From: Thomas H. <th...@tu...> - 2008-04-24 09:30:35
|
There is a possibility of a deadlock in the current Intel superioctl path, which can be illustrated by two contexts rendering simultaneously from the same textures, One context using fallback rendering, the other using the GPU. Context 1 will start mapping the texture buffers, Context 2 will take the cmdbuf mutex and start validating the same texture buffers. Now if they end up having the buffer lists reversed, context 1 might end up waiting to map a buffer that context2 has validated for the GPU, while context2 will wait for a buffer that context1 has mapped => deadlock. One way around this is to use the hardware lock around all buffer mapping (including client buffer object mapping) and command submission, I believe the old i915tex driver did this to a large extent. I'm not sure what the current i915 driver does. Anyway, we need a more fine-grained approach. So the idea will be for the execbuf ioctl to back off if it encounters a mapped buffer, something like the following "pre-validate" functionality to make sure all buffers are unmapped before we run the full validation cycle. block_other_validators(); while (1) { for (i=0; i<num_buffers; ++i) { if (buffer[i]->mapped) goto backoff; buffer[i]->validated = 1; } break; backoff: for (j=0; j<i; ++j) { buffer[j]->validated = 0; } unblock_other_validators(); err = wait_for_unmapped(buffer[i]); if (err) return err; block_other_validators(); /* * Restart from the beginning. */ } Unfortunately, pre-validation won't work unless post-relocs are used, which means the full validation cycle needs to be aborted and rerun if we encounter a mapped buffer; Typically if a DRI client needs to wait for the X server to unmap the front buffer after a software fallback. I'll at least try to fix this up in the post-reloc case. /Thomas |
From: Eric A. <er...@an...> - 2008-04-30 18:29:28
|
On Thu, 2008-04-24 at 11:30 +0200, Thomas Hellström wrote: > There is a possibility of a deadlock in the current Intel superioctl path, > which can be illustrated by two contexts rendering simultaneously from > the same textures, > One context using fallback rendering, the other using the GPU. > > Context 1 will start mapping the texture buffers, Context 2 will take > the cmdbuf mutex and start validating the same texture buffers. > Now if they end up having the buffer lists reversed, context 1 might end > up waiting to map a buffer that context2 has validated for the GPU, > while context2 will wait for a buffer that context1 has mapped => deadlock. > > One way around this is to use the hardware lock around all buffer > mapping (including client buffer object mapping) and command submission, > I believe the old i915tex driver did this to a large extent.
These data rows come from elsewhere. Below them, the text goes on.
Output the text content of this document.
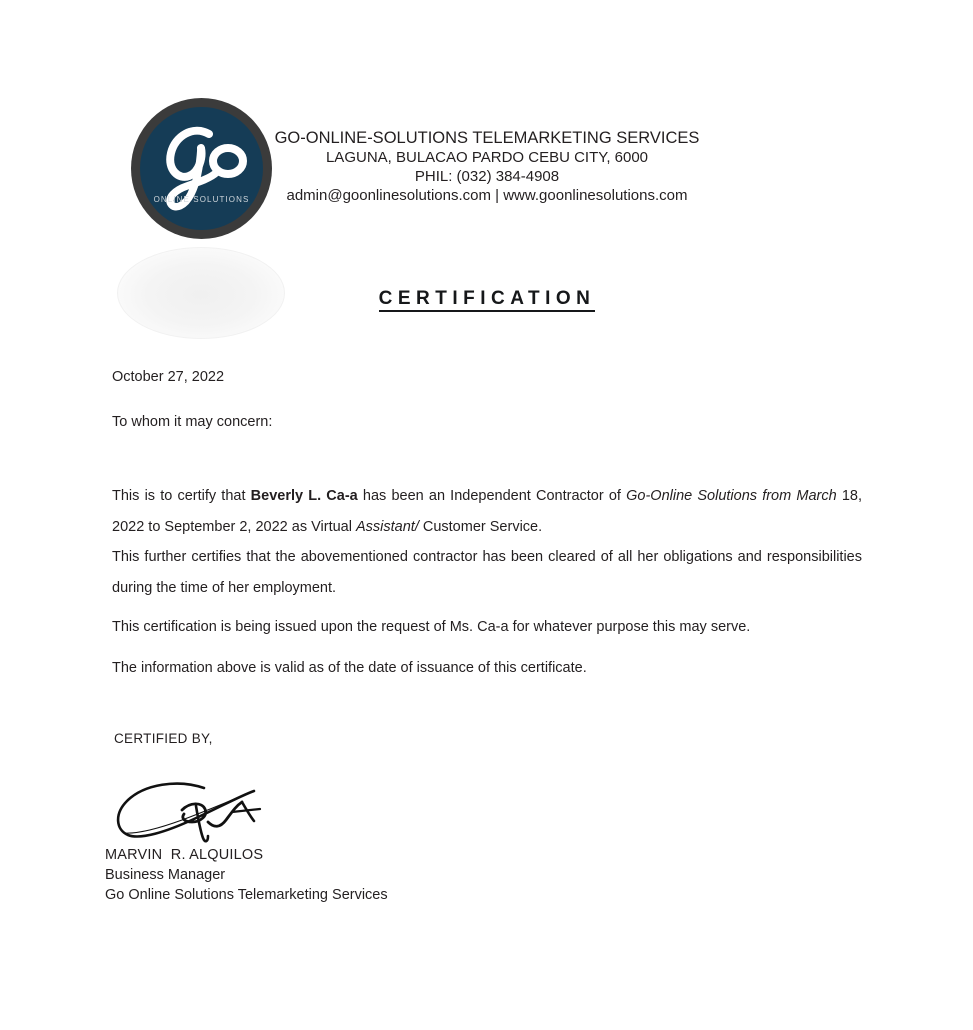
ONLINE SOLUTIONS
GO-ONLINE-SOLUTIONS TELEMARKETING SERVICES
LAGUNA, BULACAO PARDO CEBU CITY, 6000
PHIL: (032) 384-4908
admin@goonlinesolutions.com | www.goonlinesolutions.com
CERTIFICATION
October 27, 2022
To whom it may concern:
This is to certify that Beverly L. Ca-a has been an Independent Contractor of Go-Online Solutions from March 18, 2022 to September 2, 2022 as Virtual Assistant/ Customer Service.
This further certifies that the abovementioned contractor has been cleared of all her obligations and responsibilities during the time of her employment.
This certification is being issued upon the request of Ms. Ca-a for whatever purpose this may serve.
The information above is valid as of the date of issuance of this certificate.
CERTIFIED BY,
MARVIN  R. ALQUILOS
Business Manager
Go Online Solutions Telemarketing Services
I'm not > sure what the current i915 driver does. Anyway, we need a more > fine-grained approach. In master we hold the lock around execbuffer. Is getting multiple cpus in the validate path a bottleneck, really, where a finer-grained approach is needed? -- Eric Anholt anholt@FreeBSD.org er...@an... eri...@in... |
From: Thomas H. <th...@tu...> - 2008-04-30 18:54:13
|
Eric Anholt wrote: > On Thu, 2008-04-24 at 11:30 +0200, Thomas Hellström wrote: > >> There is a possibility of a deadlock in the current Intel superioctl path, >> which can be illustrated by two contexts rendering simultaneously from >> the same textures, >> One context using fallback rendering, the other using the GPU. >> >> Context 1 will start mapping the texture buffers, Context 2 will take >> the cmdbuf mutex and start validating the same texture buffers. >> Now if they end up having the buffer lists reversed, context 1 might end >> up waiting to map a buffer that context2 has validated for the GPU, >> while context2 will wait for a buffer that context1 has mapped => deadlock. >> >> One way around this is to use the hardware lock around all buffer >> mapping (including client buffer object mapping) and command submission, >> I believe the old i915tex driver did this to a large extent. I'm not >> sure what the current i915 driver does. Anyway, we need a more >> fine-grained approach. >> > > In master we hold the lock around execbuffer. Is getting multiple cpus > in the validate path a bottleneck, really, where a finer-grained > approach is needed? > I think in most of the cases we're dealing with today, a single thread in the execbuf path is sufficient. However, I think if you use the HW lock to resolve this deadlock you'll also need the hw lock around all code paths where you have multiple buffers mapped simultaneously. Since mapping may require a (possibly lengthy) wait for idle, one needs to be careful to try to idle all buffers before taking the hardware lock. Anyway, regardless whether we can work around this using the hardware lock in current drivers, I think a more general solution would need to allow multiple threads into the validate path, and also allowing lock-free operation where possible. It's a problem that isn't too hard to solve. /Thomas |
From: K. H. <kr...@bi...> - 2008-04-30 20:56:30
|
On Wed, Apr 30, 2008 at 2:53 PM, Thomas Hellström <th...@tu...> wrote: > Anyway, regardless whether we can work around this using the hardware > lock in current drivers, > I think a more general solution would need to allow multiple threads > into the validate path, and also allowing lock-free operation where > possible. It's a problem that isn't too hard to solve. I agree, it should definitely be doable. Kristian |